In Noord Brabant zijn een aantal pilotlocaties ingericht in het kader van het project ‘water vasthouden aan de bron’. Op deze locaties wordt getracht de waterbuffer tijdens neerslag te vergroten om benedenstrooms de piekafvoer te verkleinen. De extra buffer wordt gecreëerd door stuwen in de waterlopen of aarden walletjes op de percelen.
Het doel van de pilotlocaties is het kwantificeren van de effecten en het verkrijgen van inzicht in de bijdragen van de verschillende buffermechanismen. Het monitoringsprogramma bestond uit een frequente registratie van grondwaterstijghoogten en oppervlaktewaterpeilen rond de genomen maatregelen.
In een eerste fase is aan Artesia gevraagd om te analyseren of de maatregelen in de pilots aantoonbaar zijn in de stijghoogte-meetreeksen van de grondwatermeetpunten. Deze analyse is uitgevoerd met behulp van tijdreeksanalyse. De conclusie was dat op basis van de beschikbare korte meetreeksen geen harde uitspraken kunnen worden gedaan over stijghoogte-effecten, en zeker niet over geborgen hoeveelheden grondwater.

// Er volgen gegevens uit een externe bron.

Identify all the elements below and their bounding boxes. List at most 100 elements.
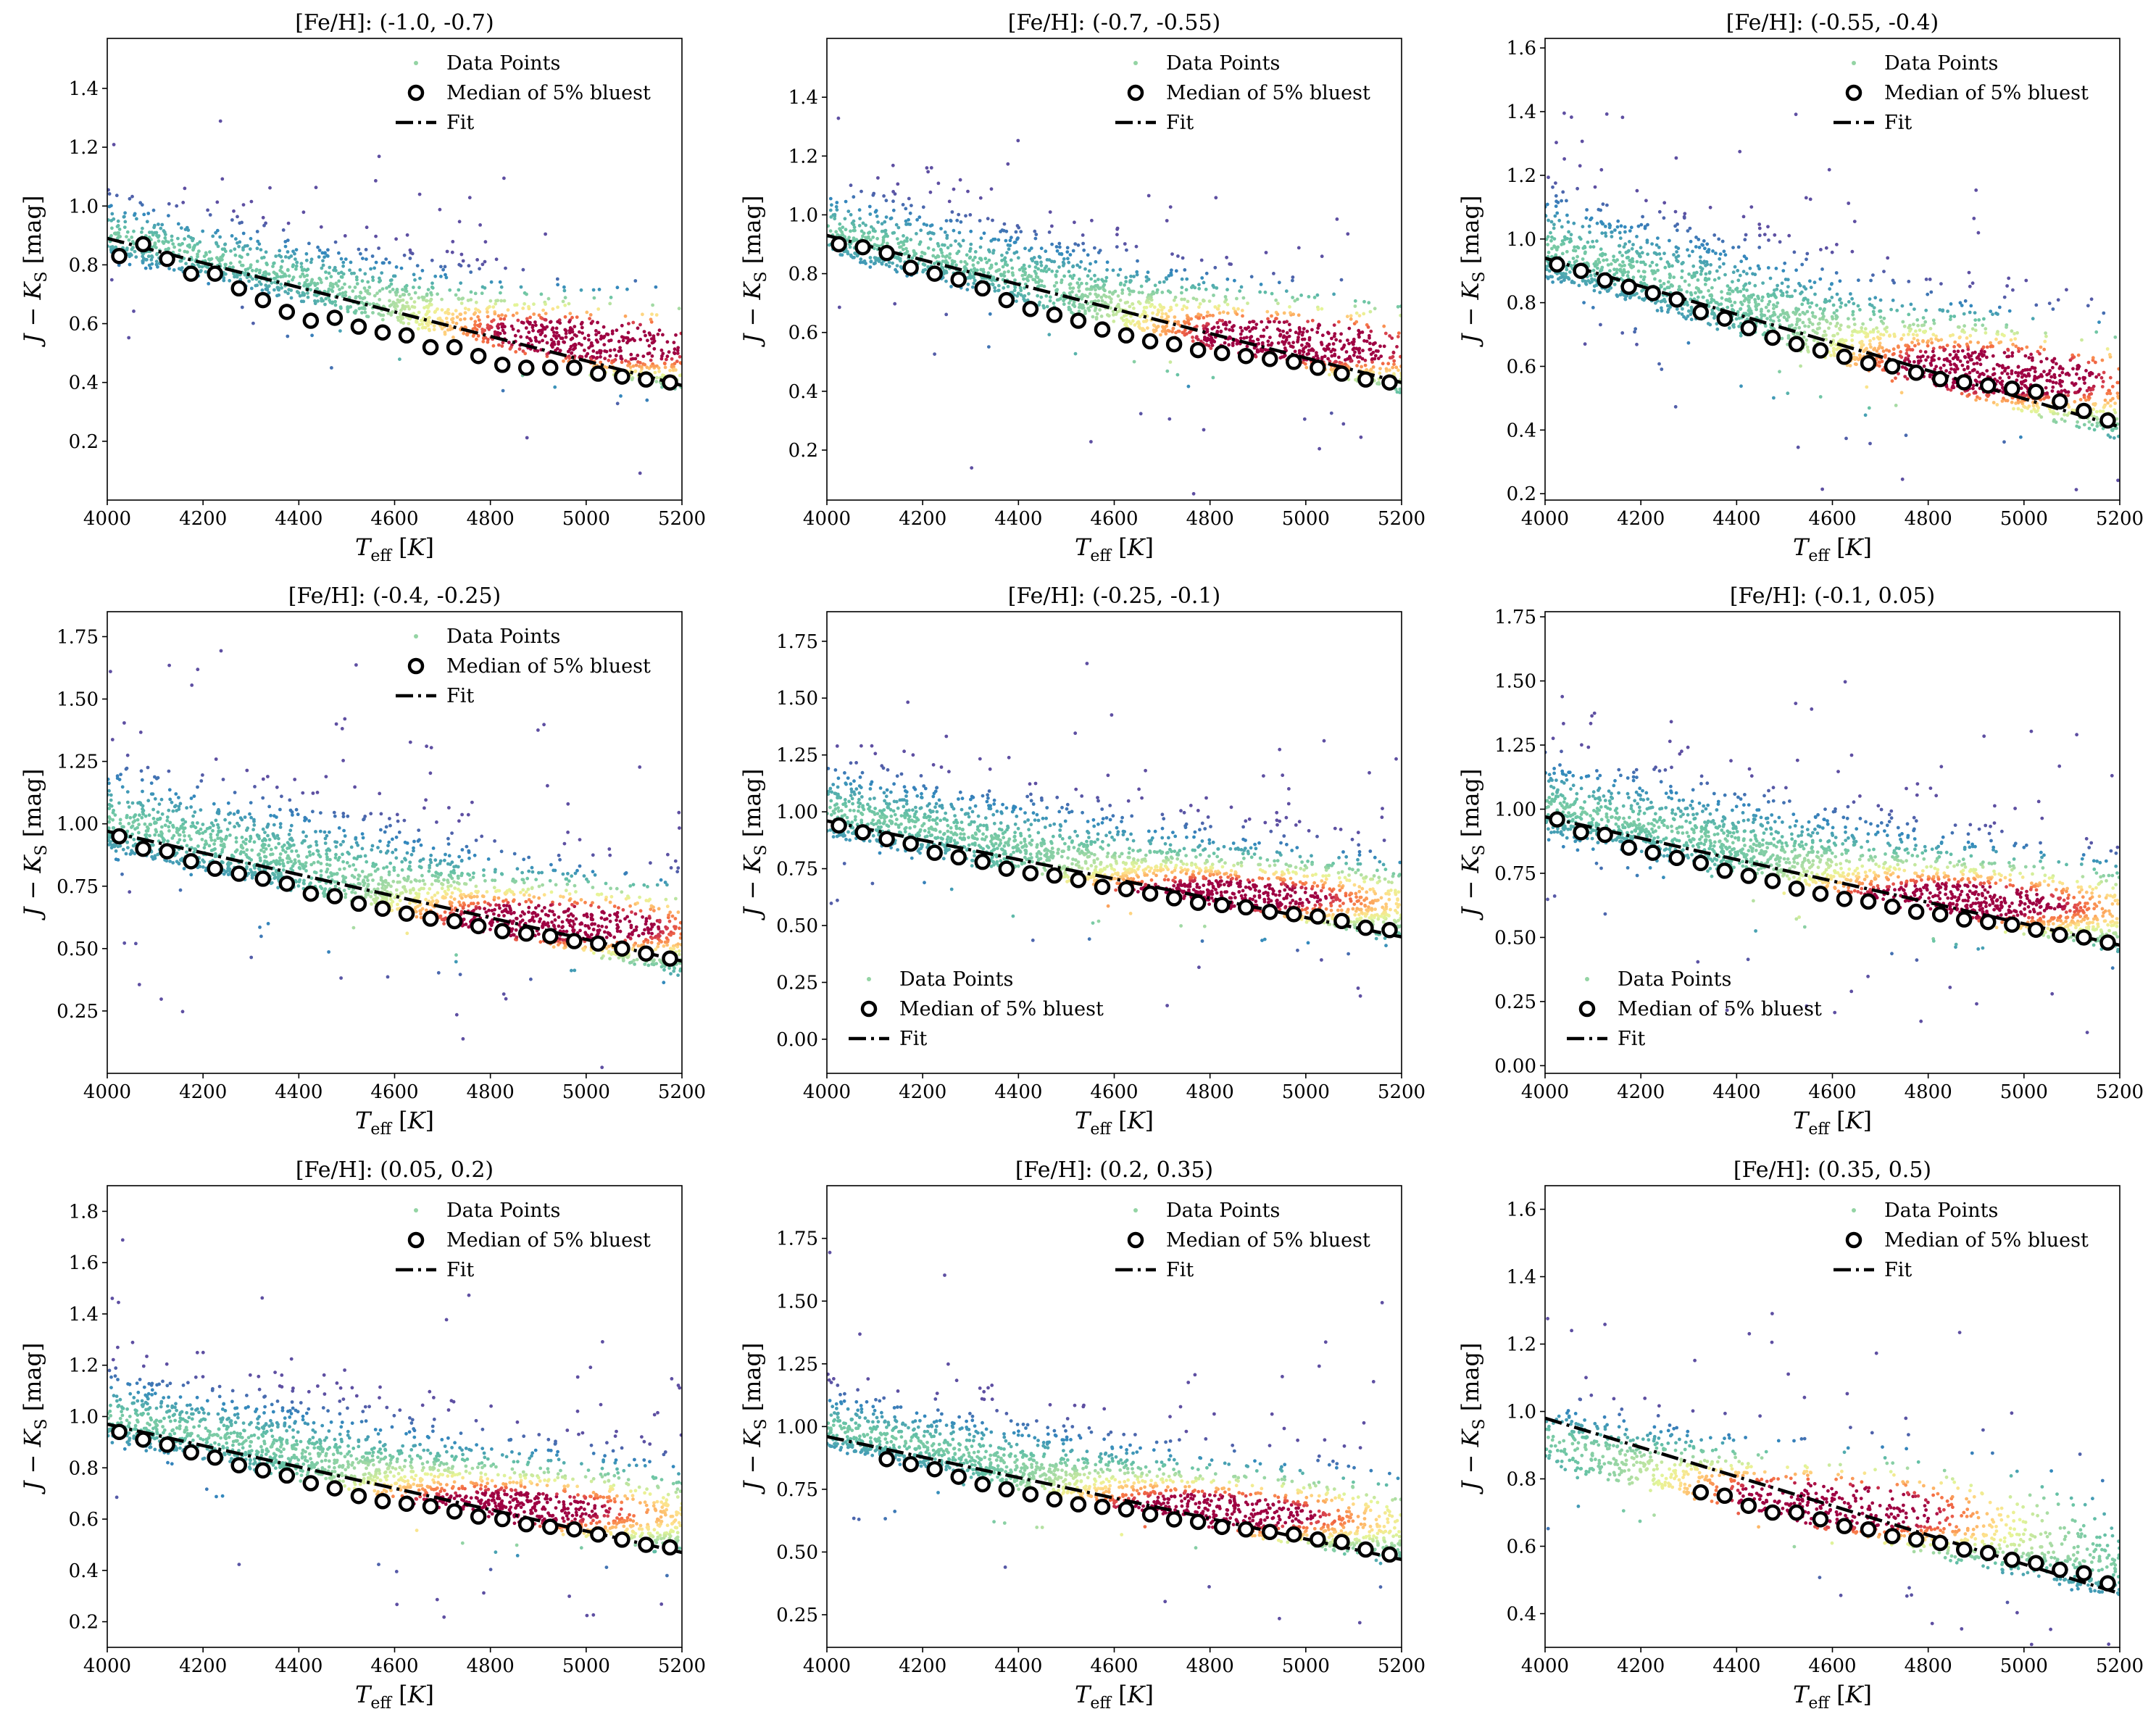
y-tick-label: 1.75 [776, 1228, 818, 1250]
legend-median: Median of 5% bluest [1166, 1229, 1370, 1252]
median-marker [1716, 310, 1733, 327]
median-marker [1237, 347, 1254, 365]
y-tick-label: 0.4 [69, 373, 99, 394]
median-marker [1262, 903, 1278, 920]
legend-fit: Fit [1166, 112, 1194, 134]
median-marker [1333, 912, 1350, 930]
median-marker [1764, 329, 1781, 346]
data-points [827, 1250, 1402, 1625]
median-marker [2099, 412, 2116, 429]
median-marker [1812, 342, 1829, 359]
x-tick-label: 4200 [1617, 1655, 1665, 1677]
data-points [827, 116, 1402, 496]
median-marker [1165, 1511, 1183, 1528]
x-tick-label: 5000 [2000, 1081, 2048, 1103]
data-points [827, 662, 1402, 1007]
y-tick-label: 0.8 [1507, 293, 1536, 315]
x-tick-label: 5000 [2000, 508, 2048, 530]
legend-median-swatch [1127, 84, 1144, 101]
median-marker [494, 1510, 511, 1528]
subplot-title: [Fe/H]: (0.2, 0.35) [1015, 1157, 1213, 1183]
y-axis-label: J − KS [mag] [19, 768, 51, 920]
median-marker [1788, 336, 1805, 352]
x-tick-label: 4200 [899, 1081, 946, 1103]
x-tick-label: 4600 [370, 1081, 418, 1103]
median-marker [1117, 1501, 1135, 1518]
median-marker [135, 236, 151, 253]
median-marker [302, 312, 320, 329]
median-marker [1141, 885, 1159, 902]
legend-data-points: Data Points [1884, 52, 1998, 75]
x-tick-label: 4200 [899, 1655, 946, 1677]
x-tick-label: 4200 [179, 508, 227, 530]
subplot-7: 4000 4200 4400 4600 4800 5000 5200 0.2 0.4 0.6 0.8… [19, 1157, 706, 1713]
y-axis-label: J − KS [mag] [19, 195, 51, 347]
median-marker [1716, 862, 1733, 879]
median-marker [422, 338, 439, 356]
x-axis-label: Teff [K] [1075, 533, 1154, 565]
legend-fit: Fit [1884, 1259, 1912, 1281]
median-marker [998, 860, 1015, 877]
x-tick-label: 4400 [994, 1081, 1042, 1103]
legend-median-swatch [1845, 84, 1862, 101]
median-marker [662, 1539, 678, 1556]
y-tick-label: 1.50 [57, 689, 99, 711]
median-marker [183, 853, 199, 870]
median-marker [2052, 926, 2068, 944]
median-marker [1141, 1506, 1159, 1523]
median-marker [1046, 1491, 1063, 1507]
x-tick-label: 5200 [1378, 1081, 1425, 1103]
legend-data-points: Data Points [1884, 1199, 1998, 1222]
median-marker [350, 895, 367, 912]
median-marker [111, 247, 128, 265]
median-marker [1931, 906, 1949, 923]
median-marker [2099, 1575, 2116, 1592]
median-marker [398, 905, 415, 922]
median-marker [470, 918, 487, 935]
y-tick-label: 0.50 [1494, 927, 1536, 949]
subplot-1: 4000 4200 4400 4600 4800 5000 5200 0.2 0.4 0.6 0.8… [19, 10, 706, 565]
legend: Data Points Median of 5% bluest Fit [1834, 52, 2089, 134]
median-marker [878, 1451, 895, 1468]
median-marker [326, 1480, 344, 1497]
median-marker [638, 945, 654, 962]
x-tick-label: 4600 [1808, 1655, 1856, 1677]
median-marker [926, 1460, 943, 1478]
y-tick-label: 0.8 [69, 1457, 99, 1479]
subplot-3: 4000 4200 4400 4600 4800 5000 5200 0.2 0.4 0.6 0.8… [1457, 10, 2144, 565]
y-tick-label: 1.6 [69, 1252, 99, 1274]
x-tick-label: 4600 [370, 1655, 418, 1677]
median-marker [1141, 333, 1159, 350]
legend-median: Median of 5% bluest [446, 1229, 651, 1252]
median-marker [159, 1436, 175, 1453]
median-marker [470, 1508, 487, 1525]
median-marker [230, 1457, 247, 1473]
x-tick-label: 4000 [1521, 508, 1569, 530]
legend-points-swatch [1133, 61, 1138, 65]
y-tick-label: 1.25 [57, 752, 99, 773]
x-tick-label: 4000 [803, 508, 851, 530]
median-marker [638, 371, 654, 388]
y-tick-label: 1.0 [788, 204, 818, 226]
x-tick-label: 5000 [1282, 1655, 1330, 1677]
legend: Data Points Median of 5% bluest Fit [1115, 52, 1370, 134]
median-marker [1310, 908, 1326, 925]
legend: Data Points Median of 5% bluest Fit [396, 52, 651, 134]
y-tick-label: 1.25 [1494, 735, 1536, 757]
x-tick-label: 4200 [1617, 508, 1665, 530]
x-tick-label: 4800 [467, 1655, 515, 1677]
median-marker [2076, 929, 2092, 946]
median-marker [1262, 350, 1278, 367]
legend-median-swatch [407, 657, 425, 675]
x-axis-label: Teff [K] [1793, 1681, 1872, 1713]
median-marker [1931, 370, 1949, 388]
subplot-title: [Fe/H]: (-0.4, -0.25) [288, 583, 501, 609]
fit-line [1545, 1416, 2120, 1595]
median-marker [590, 1526, 607, 1543]
legend-fit: Fit [446, 1259, 474, 1281]
median-marker [974, 1476, 991, 1493]
median-marker [1764, 873, 1781, 889]
median-marker [878, 831, 895, 848]
x-tick-label: 4600 [1090, 508, 1138, 530]
subplot-title: [Fe/H]: (-0.55, -0.4) [1726, 10, 1939, 36]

In de tweede fase zijn de metingen van één van de pilots geanalyseerd met behulp van fysische modellering. De berging werd op deze locatie gestuurd met behulp van een stuw in de afwateringssloot. De analyse is gericht op het functioneren van de bodem-grondwaterbuffer. Tevens zijn de gevolgen voor het afvoerverloop en de afvoerpiek vanuit het pilotgebied met het model geschat. Hiervoor is een 3D-MODLOW-grondwatermodel gemaakt met daaraan gekoppeld het Variably Saturated Flow (VSF) proces. Met deze toevoeging aan MODFLOW wordt de onverzadigde zone meegenomen in 3-dimensies volgens de volledige Richards vergelijking. Voor de op te stuwen sloot, waar een deel van de extra berging plaatsvindt, wordt een bakjesmodel gebruikt, waarvan de dimensies worden gegeven door het digitale terreinmodel.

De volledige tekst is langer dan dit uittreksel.